A House subcommittee tomorrow will ask three former members of President Obama’s Auto Task Force why they refused to cooperate with an official investigation of the government’s role in forcing 20,000 former white-collar Delphi employees to accept huge pension and health benefit cuts.
The hearing will be held by the TARP, Financial Services and Bailouts of Public and Private Programs subcommittee of the House Oversight and Government Reform Committee. It was sought by Rep. Michael Turner, R-OH, whose district includes numerous Delphi retirees.
The three former task force members scheduled to testify include Ron Bloom, Matthew Feldman and Harry Wilson. They previously refused to cooperate with an investigation by the Special Inspector General for the TARP (SIGTARP) program about their panel’s role in the Delphi controversy.
A spokesman for Turner said he does not know whether any of the three individuals will respond to questions from the subcommittee about the role, if any, of the Auto Task Force in the Delphi settlement.
Turner sought the hearing after SIGTARP Christy L. Romero said she believes “the Auto Task Force played a role in the pension decision and these individuals’ failure to speak to SIGTARP on this issue poses a significant obstacle to SIGTARP’s ability to complete its audit.”
Unlike other federal IGs, the SIGTARP cannot compel witnesses to testify, but Turner’s subcommittee can issue subpoenas.

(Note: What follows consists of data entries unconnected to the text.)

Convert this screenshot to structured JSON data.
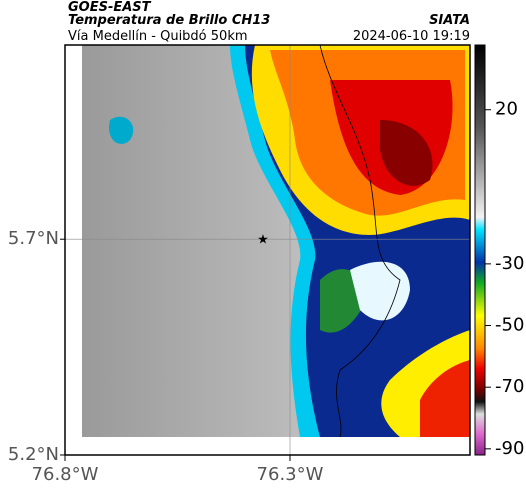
{
  "header": {
    "source": "GOES-EAST",
    "title": "Temperatura de Brillo CH13",
    "subtitle": "Vía Medellín - Quibdó 50km",
    "agency": "SIATA",
    "datetime": "2024-06-10 19:19"
  },
  "map": {
    "xlim": [
      -76.8,
      -75.9
    ],
    "ylim": [
      5.2,
      6.15
    ],
    "xticks": [
      {
        "value": -76.8,
        "label": "76.8°W"
      },
      {
        "value": -76.3,
        "label": "76.3°W"
      }
    ],
    "yticks": [
      {
        "value": 5.7,
        "label": "5.7°N"
      },
      {
        "value": 5.2,
        "label": "5.2°N"
      }
    ],
    "grid": true
  },
  "colorbar": {
    "clim": [
      -92,
      41
    ],
    "ticks": [
      20,
      -30,
      -50,
      -70,
      -90
    ]
  }
}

Bloom was chairman of the Auto Task Force, while Feldman and Wilson were members.
“As former employees of the taxpayers, these individuals have a responsibility to answer as to how these decisions were made. The money they used to pick winners and losers wasn’t Obama Administration funds, or PBGC funds – those are taxpayer dollars. Taxpayers have rightfully been demanding an account for how those dollars were used,” Turner said in a statement about the hearing.
The hearing tomorrow will be the latest episode in a long-running battle between the Obama administration and members of Congress, news media groups, and activist non-profits like Judicial Watch regarding the White House refusal to provide documents from the Treasury Department and other government agencies about the federal bailout of Wall Street banks and investment firms, two of Detroit’s Big Three automakers and other “too big to fail” financial institutions.
A key part of the bailout was the role of the federal Pension Benefit Guaranty Corporation (PBGC) in settling pension and health benefit claims from employees and retirees of the former parts supplier to GM.
The Delphi pension fund for more than 70,000 salaried and hourly workers was $7.6 billion short of what was needed to cover promised benefits at the time of the firm’s bankruptcy. The PBGC was required by law to cover $6 billion of the shortfall, but GM only agreed to make up the remainder for hourly employees, not for the salaried workers.
The hourly workers were members of the United Auto Workers Union. Losses among the salaried workers have been estimated to reach as much as 70 percent for many of them.